Employée au William J. Hughes Technical Center à Atlantic City (New Jersey) depuis 2009, Lyn Alden gravit les échelons de ce centre de recherche et développement dans l’aéronautique pour passer d’ingénieur électronique à ingénieur électronique en chef, avant de gérer depuis avril 2018 les finances et les opérations quotidiennes de l’un des établissements de simulation de recherche aéronautique du WJHTC, tout en supervisant l’équipe d’ingénieurs de cet établissement.

A 28 ans, forte d’une certaine expérience de la vie en matière de finances personnelles, et étant parvenue à bâtir un portefeuille financier à 6 chiffres, elle lance le site lynalden.com qui comprend une lettre d’investissement et des billets de blog, ses analyses se voyant relayées sur les médias financiers les plus en vue.

Lyn Alden est spécialisée dans l’investissement value à long terme avec une approche global macro, ce qui n’est pas pour me déplaire.

Pour les lecteurs anglophones, je recommande cette vidéo dans laquelle Lyn Alden apparaît en tant que special guest lors du Conseil consultatif d’Incrementum du T4 2020 aux côtés de Ronald Stöferle,  Mark Valek et Jim Rickards.

Si j’ai souhaité prendre un peu de temps pour vous présenter Lyn Alden, c’est parce qu’elle aussi, à l’instar de Stöferle et Valek, propose un modèle d’évaluation du cours de l’or. Elle met à jour ses prévisions pour le cours de l’or deux fois par an sur le site gold-eagle.com.

Le modèle de base de Lyn Alden pour évaluer le cours de l’or

Ce modèle est relativement simple : il compare le cours de l’or à l’évolution de la masse monétaire (au travers de M2) par habitant aux Etats-Unis, normalisée à 1973 comme base de référence. (nous allons donc à nouveau être amenés à commenter le cours de l’or en dollars US, et non en euros).

Modélisation du cours de l’or par Lyn Alden

Pas d’inquiétude si vous avez du mal à déchiffrer ce graphique, je suis là pour les sous-titres : la ligne bleue représente l’évolution de la masse monétaire (M2) par habitant, la ligne rouge le cours de l’or en dollars (les deux courbes étant normalisées en base 100 en 1973). La ligne verte ? Je vous en parle dans un instant.

Voici comment Lyn Alden défend son modèle : « Sur le long terme, l’or a tendance à suivre l’inflation monétaire. Ou, pour l’exprimer peut-être plus précisément, le dollar a tendance à se dévaluer par rapport à l’or à peu près au même rythme l’augmentation [de M2] par habitant, tandis que l’or conserve son pouvoir d’achat. Lorsque le cours de l’or dépasse largement la ligne de la masse monétaire du modèle, cela signifie qu’il est historiquement surévalué selon cette mesure. Lorsqu’il se situe au niveau, près ou en-dessous de la ligne qui représente la masse monétaire, l’or tend à être un pari à long terme plus sûr. »

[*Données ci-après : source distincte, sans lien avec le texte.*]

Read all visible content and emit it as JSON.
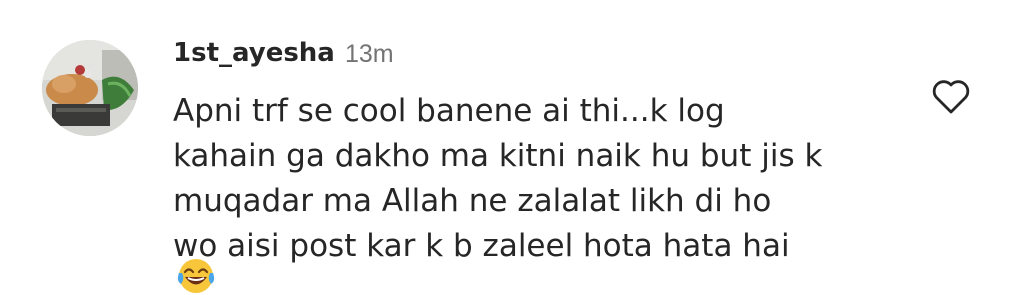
{
  "comment": {
    "username": "1st_ayesha",
    "timestamp": "13m",
    "text_lines": [
      "Apni trf se cool banene ai thi...k log",
      "kahain ga dakho ma kitni naik hu but jis k",
      "muqadar ma Allah ne zalalat likh di ho",
      "wo aisi post kar k b zaleel hota hata hai"
    ],
    "emoji": "face-with-tears-of-joy",
    "like_icon": "heart-outline-icon",
    "avatar_icon": "profile-photo"
  },
  "colors": {
    "text": "#262626",
    "muted": "#737373",
    "background": "#ffffff"
  }
}
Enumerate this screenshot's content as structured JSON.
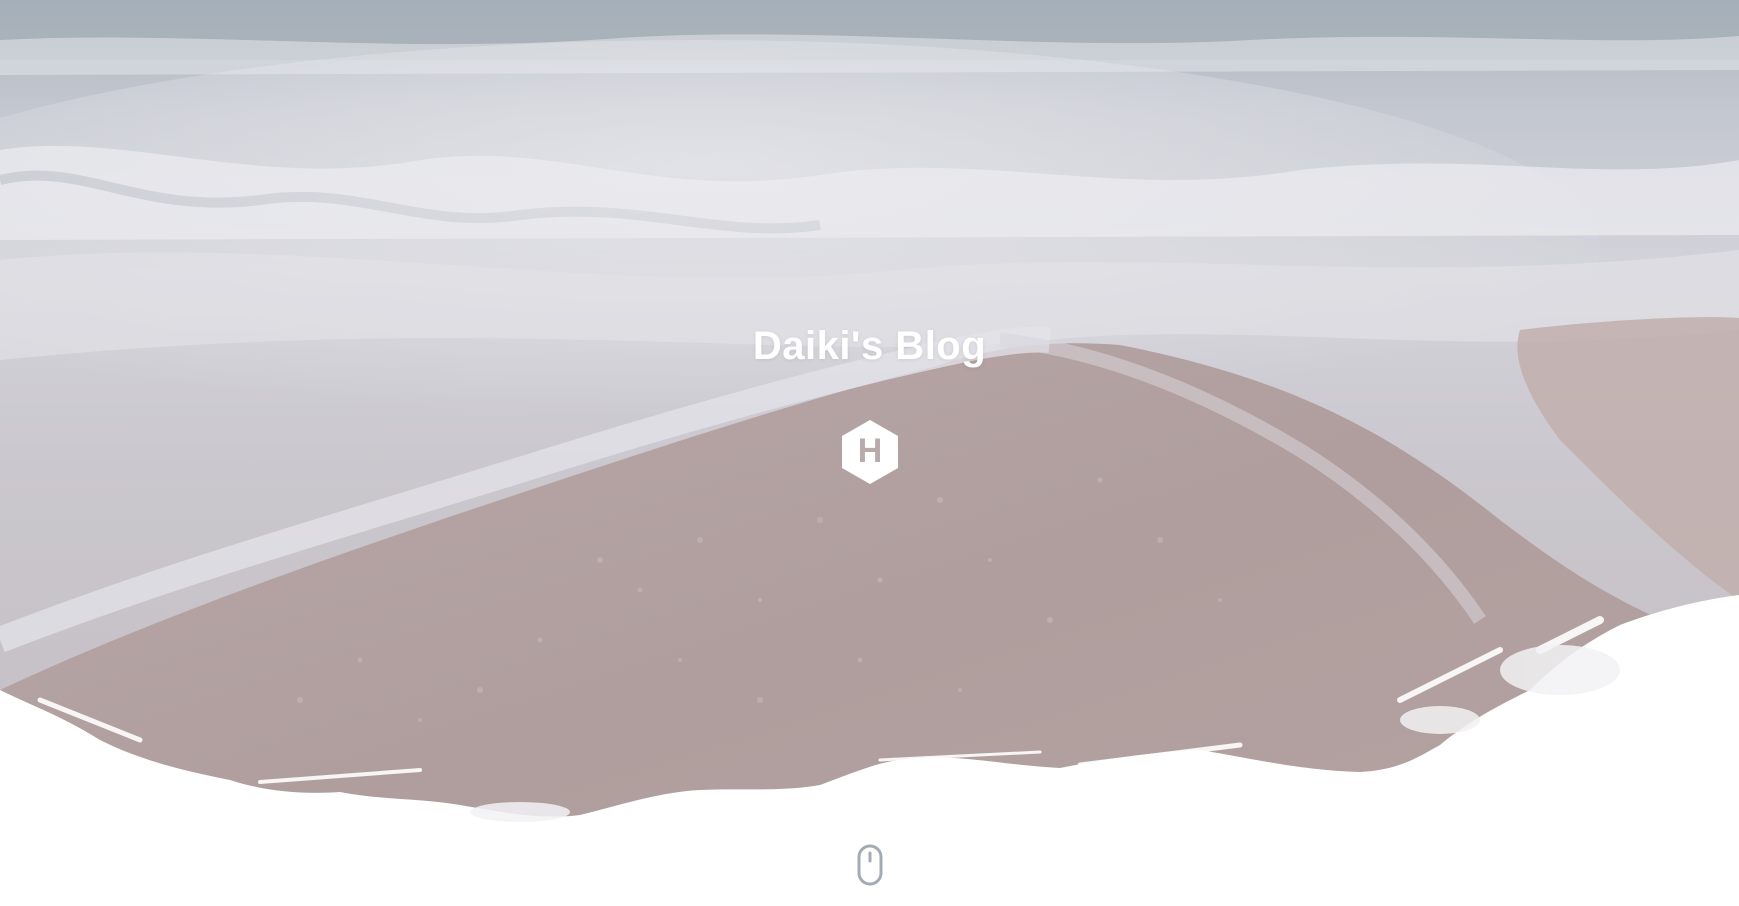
{
  "site": {
    "title": "Daiki's Blog",
    "logo_letter": "H"
  },
  "icons": {
    "logo": "hexo-logo-icon",
    "scroll": "mouse-scroll-icon"
  },
  "colors": {
    "title": "#ffffff",
    "scroll_icon": "#a3acb6",
    "page_background": "#ffffff"
  }
}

Cependant, l’or est un actif très volatile, comme j’ai eu l’occasion de vous l’exposer dans plusieurs vidéos (voir en particulier ici et là), d’où le fait que son cours vienne parfois s’établir bien en-dessus ou bien au-dessous de la ligne bleue.

C’est là qu’entre en jeu la ligne verte, laquelle vient contextualiser l’approche de Lyn Alden. Cette ligne représente le taux d’intérêt réel du 10 ans américain, c’est-à-dire le taux d’intérêt des obligations du Trésor à 10 ans moins l’inflation des prix à la consommation officiellement déclarée.

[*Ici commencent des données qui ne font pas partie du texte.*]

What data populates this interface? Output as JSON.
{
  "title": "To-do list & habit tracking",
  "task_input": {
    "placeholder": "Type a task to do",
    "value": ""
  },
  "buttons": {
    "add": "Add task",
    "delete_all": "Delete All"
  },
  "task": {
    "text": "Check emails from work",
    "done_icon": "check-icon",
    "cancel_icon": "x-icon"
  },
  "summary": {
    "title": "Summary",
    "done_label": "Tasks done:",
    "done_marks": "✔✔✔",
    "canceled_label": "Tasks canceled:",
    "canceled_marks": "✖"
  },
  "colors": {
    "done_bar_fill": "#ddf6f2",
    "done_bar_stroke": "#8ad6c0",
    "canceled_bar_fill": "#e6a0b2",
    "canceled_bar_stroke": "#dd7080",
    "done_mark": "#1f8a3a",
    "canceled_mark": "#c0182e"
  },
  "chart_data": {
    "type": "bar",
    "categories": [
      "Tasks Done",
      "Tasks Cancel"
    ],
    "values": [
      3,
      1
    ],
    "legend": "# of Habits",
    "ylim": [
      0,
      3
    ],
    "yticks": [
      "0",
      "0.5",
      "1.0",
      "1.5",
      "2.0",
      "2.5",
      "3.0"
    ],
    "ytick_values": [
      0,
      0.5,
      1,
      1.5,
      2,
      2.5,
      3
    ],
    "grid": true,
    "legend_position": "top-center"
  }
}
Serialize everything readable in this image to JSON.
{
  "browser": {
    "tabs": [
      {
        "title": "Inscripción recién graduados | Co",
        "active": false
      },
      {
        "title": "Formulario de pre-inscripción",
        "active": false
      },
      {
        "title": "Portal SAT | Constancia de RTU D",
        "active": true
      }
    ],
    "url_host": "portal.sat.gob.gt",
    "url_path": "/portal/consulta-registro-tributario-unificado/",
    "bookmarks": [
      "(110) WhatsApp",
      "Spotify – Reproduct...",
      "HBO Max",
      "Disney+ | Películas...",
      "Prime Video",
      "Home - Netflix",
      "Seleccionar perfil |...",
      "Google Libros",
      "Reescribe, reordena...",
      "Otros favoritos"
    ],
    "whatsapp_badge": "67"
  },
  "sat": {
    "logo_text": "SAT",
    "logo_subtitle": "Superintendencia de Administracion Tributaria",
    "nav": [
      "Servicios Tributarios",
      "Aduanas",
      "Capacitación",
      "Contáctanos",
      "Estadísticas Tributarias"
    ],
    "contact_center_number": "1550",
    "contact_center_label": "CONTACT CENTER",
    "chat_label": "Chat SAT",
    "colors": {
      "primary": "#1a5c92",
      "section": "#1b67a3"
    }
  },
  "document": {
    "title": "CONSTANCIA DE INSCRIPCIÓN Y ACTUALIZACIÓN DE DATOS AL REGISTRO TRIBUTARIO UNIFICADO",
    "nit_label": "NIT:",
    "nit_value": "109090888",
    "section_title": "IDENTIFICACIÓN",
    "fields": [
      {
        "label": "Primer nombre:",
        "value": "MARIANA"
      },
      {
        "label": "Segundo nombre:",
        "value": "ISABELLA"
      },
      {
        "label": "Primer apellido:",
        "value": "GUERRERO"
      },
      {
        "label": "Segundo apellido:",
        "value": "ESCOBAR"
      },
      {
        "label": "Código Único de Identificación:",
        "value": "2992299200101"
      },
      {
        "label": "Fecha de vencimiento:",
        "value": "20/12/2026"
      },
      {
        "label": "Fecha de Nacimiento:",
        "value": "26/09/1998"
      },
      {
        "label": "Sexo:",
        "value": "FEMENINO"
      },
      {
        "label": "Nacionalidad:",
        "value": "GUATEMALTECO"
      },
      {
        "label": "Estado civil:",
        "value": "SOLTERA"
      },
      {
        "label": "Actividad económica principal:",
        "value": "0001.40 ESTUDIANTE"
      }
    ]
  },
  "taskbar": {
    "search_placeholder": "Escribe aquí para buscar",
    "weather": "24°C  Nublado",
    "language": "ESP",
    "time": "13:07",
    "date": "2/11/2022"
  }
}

Et Lyn Alden de préciser : « [Le cours de l’or] dépasse généralement [la ligne bleue] lorsque les taux réels deviennent fortement négatifs, c’est-à-dire lorsque l’inflation est supérieure aux taux des obligations du Trésor de 100 points de base ou plus. Ces pics du prix de l’or se sont produits en 1974, 1980 et 2011 et, lorsqu’ils ont pris fin, l’or est retourné sur un marché baissier de plusieurs années. »

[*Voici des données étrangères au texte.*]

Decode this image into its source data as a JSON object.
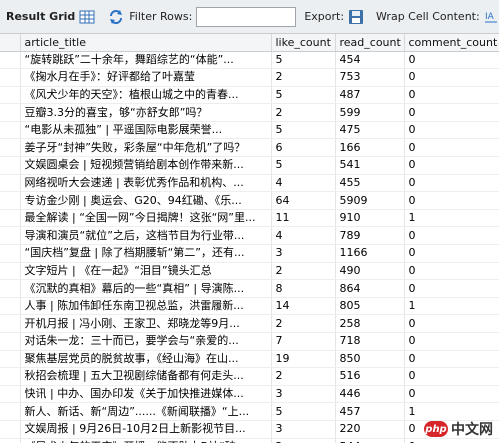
{
  "toolbar": {
    "title": "Result Grid",
    "filter_label": "Filter Rows:",
    "filter_value": "",
    "export_label": "Export:",
    "wrap_label": "Wrap Cell Content:"
  },
  "columns": [
    "article_title",
    "like_count",
    "read_count",
    "comment_count"
  ],
  "rows": [
    [
      "“旋转跳跃”二十余年，舞蹈综艺的“体能”...",
      "5",
      "454",
      "0"
    ],
    [
      "《掬水月在手》：好评都给了叶嘉莹",
      "2",
      "753",
      "0"
    ],
    [
      "《风犬少年的天空》：植根山城之中的青春...",
      "5",
      "487",
      "0"
    ],
    [
      "豆瓣3.3分的喜宝，够“亦舒女郎”吗？",
      "2",
      "599",
      "0"
    ],
    [
      "“电影从未孤独” | 平遥国际电影展荣誉...",
      "5",
      "475",
      "0"
    ],
    [
      "姜子牙“封神”失败，彩条屋“中年危机”了吗？",
      "6",
      "166",
      "0"
    ],
    [
      "文娱圆桌会 | 短视频营销给剧本创作带来新...",
      "5",
      "541",
      "0"
    ],
    [
      "网络视听大会速递 | 表彰优秀作品和机构、...",
      "4",
      "455",
      "0"
    ],
    [
      "专访金少刚 | 奥运会、G20、94红磡、《乐...",
      "64",
      "5909",
      "0"
    ],
    [
      "最全解读 | “全国一网”今日揭牌！这张“网”里...",
      "11",
      "910",
      "1"
    ],
    [
      "导演和演员“就位”之后，这档节目为行业带...",
      "4",
      "789",
      "0"
    ],
    [
      "“国庆档”复盘 | 除了档期腰斩“第二”，还有...",
      "3",
      "1166",
      "0"
    ],
    [
      "文字短片 | 《在一起》“泪目”镜头汇总",
      "2",
      "490",
      "0"
    ],
    [
      "《沉默的真相》幕后的一些“真相” | 导演陈...",
      "8",
      "864",
      "0"
    ],
    [
      "人事 | 陈加伟卸任东南卫视总监，洪雷履新...",
      "14",
      "805",
      "1"
    ],
    [
      "开机月报 | 冯小刚、王家卫、郑晓龙等9月...",
      "2",
      "258",
      "0"
    ],
    [
      "对话朱一龙：三十而已，要学会与“亲爱的...",
      "7",
      "718",
      "0"
    ],
    [
      "聚焦基层党员的脱贫故事，《经山海》在山...",
      "19",
      "850",
      "0"
    ],
    [
      "秋招会梳理 | 五大卫视剧综储备都有何走头...",
      "2",
      "516",
      "0"
    ],
    [
      "快讯 | 中办、国办印发《关于加快推进媒体...",
      "3",
      "446",
      "0"
    ],
    [
      "新人、新话、新“周边”......《新闻联播》“上...",
      "5",
      "457",
      "1"
    ],
    [
      "文娱周报 | 9月26日-10月2日上新影视节目...",
      "3",
      "220",
      "0"
    ],
    [
      "《风犬少年的天空》开播，能否助力B站“破...",
      "2",
      "544",
      "0"
    ]
  ],
  "watermark": {
    "logo_text": "php",
    "text": "中文网"
  },
  "icons": {
    "grid": "grid-icon",
    "refresh": "refresh-icon",
    "export": "floppy-disk-icon",
    "wrap": "wrap-text-icon"
  }
}
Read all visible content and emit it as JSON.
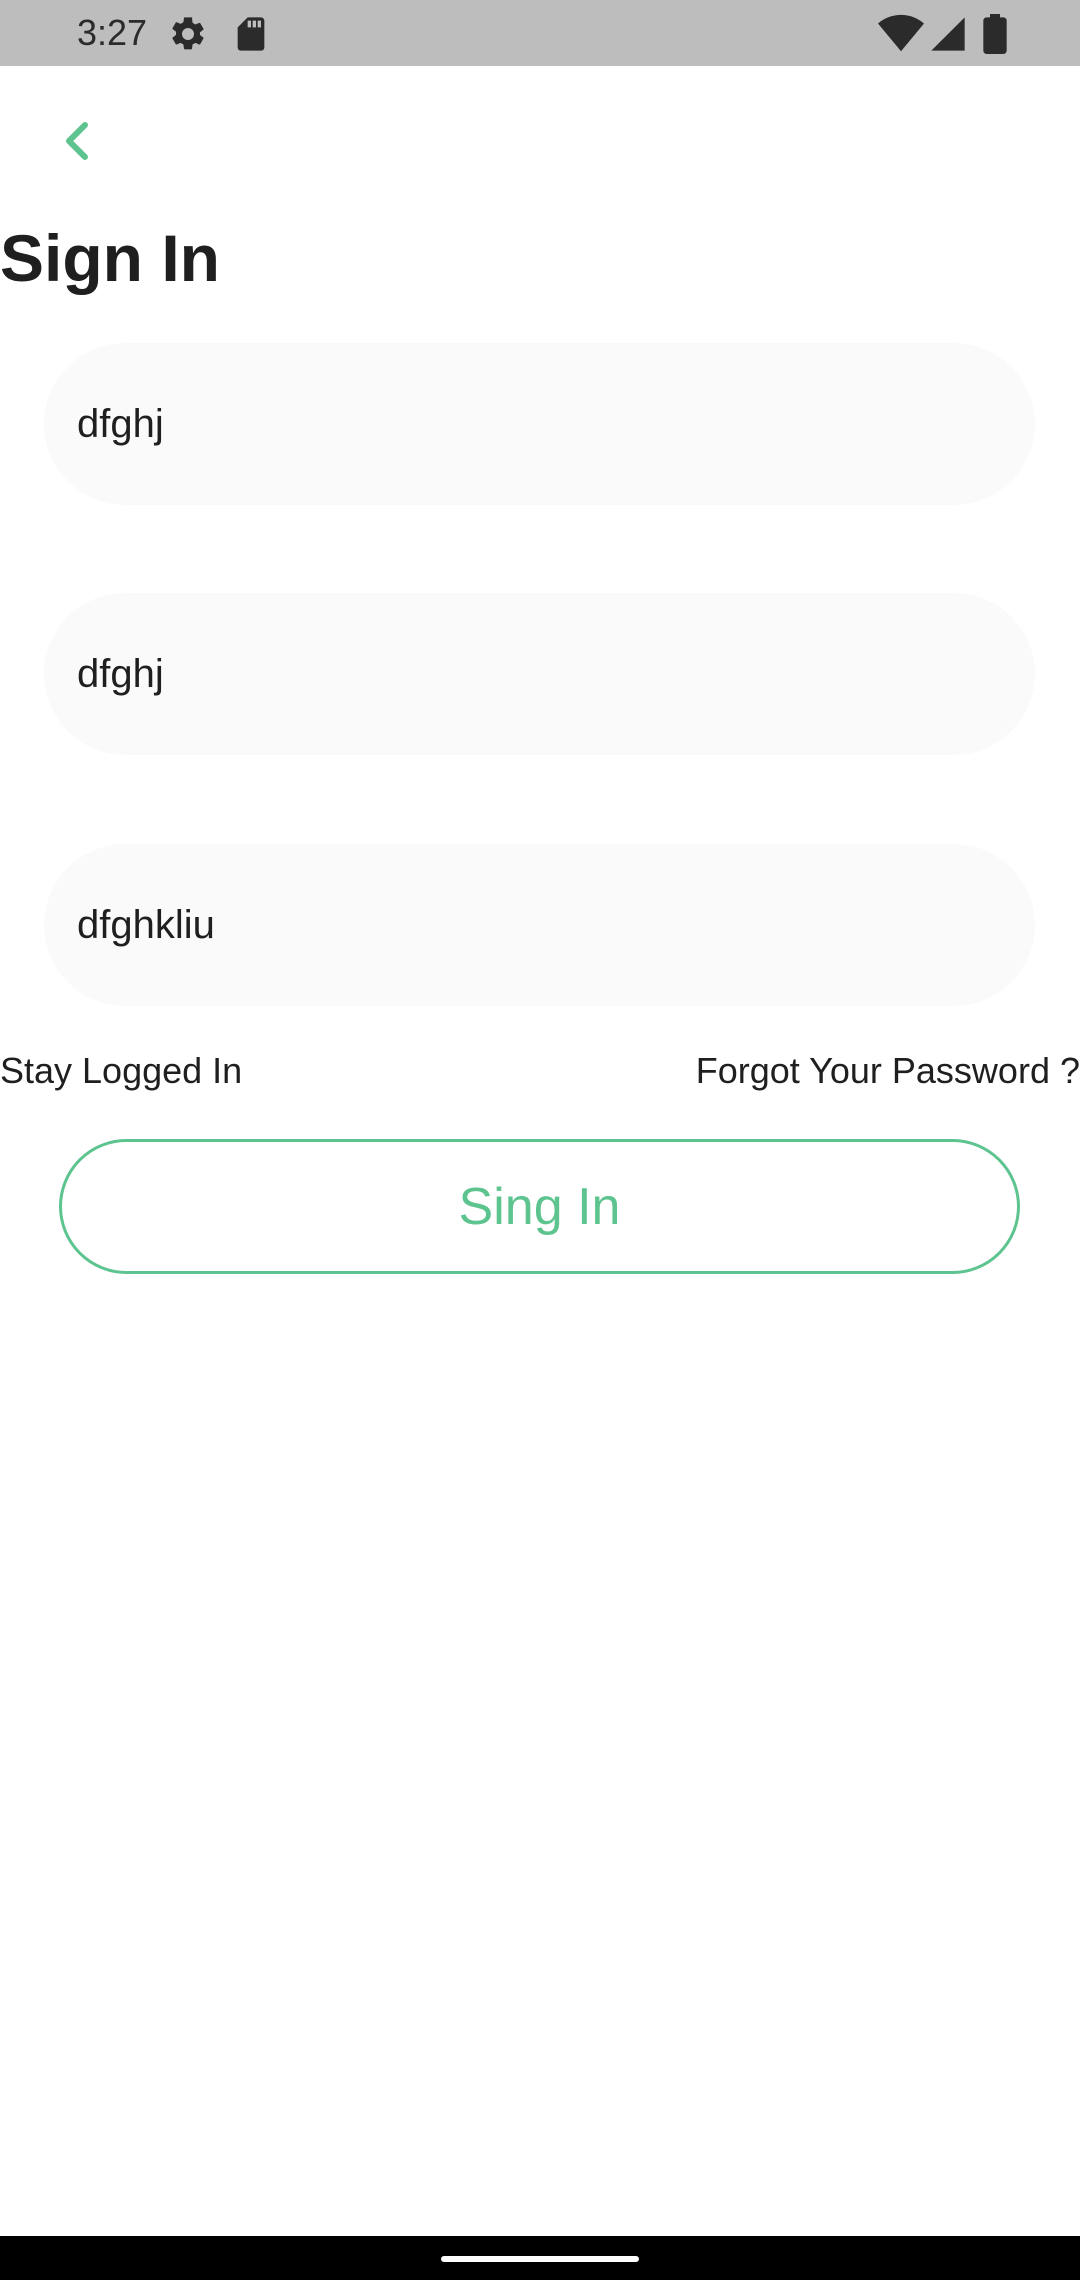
{
  "status_bar": {
    "time": "3:27",
    "icons": [
      "gear-icon",
      "sd-card-icon",
      "wifi-icon",
      "signal-icon",
      "battery-icon"
    ]
  },
  "header": {
    "back_icon": "chevron-left-icon",
    "title": "Sign In"
  },
  "form": {
    "fields": [
      {
        "value": "dfghj"
      },
      {
        "value": "dfghj"
      },
      {
        "value": "dfghkliu"
      }
    ],
    "stay_logged_in_label": "Stay Logged In",
    "forgot_password_label": "Forgot Your Password ?",
    "submit_label": "Sing In"
  },
  "colors": {
    "accent": "#5ec48f",
    "status_bar_bg": "#bdbdbd",
    "field_bg": "#fafafa",
    "text": "#1f1f1f"
  }
}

Or en 2020, le cours du métal jaune a marqué un nouveau plus haut historique le 6 août à 2 067 $. Lyn Alden penche-t-elle du côté de Jeffrey Christian, qui voit l’or plafonner à 2 300 $ en moyenne annuelle d’ici 2023-2025, ou bien du côté de Stöferle et Valek, qui envisagent une once entre 4 800 $ et 8 900 $ à horizon 2030 ?

Voici ce qu’écrit l’analyste américaine dans sa prévision du 13 décembre 2020, alors que l’once cotait autour de 1 830 $ : « L’or est à peu près bien valorisé, avec un bon potentiel de rendement à long terme dans les années à venir. »   

Et oui car comme vous pouvez le constater sur le graphique ci-dessus, « La différence entre aujourd’hui et 2011, c’est que [le cours de] l’or n’a pas été très au-dessus de ce modèle en 2020, alors que cela a été le cas en 2011. [M2} a augmenté beaucoup plus rapidement en 2020 que n’importe quelle autre année depuis les années 1940, de sorte que la hausse du cours de l’or était justifiée et n’a que légèrement dépassé la projection du modèle. »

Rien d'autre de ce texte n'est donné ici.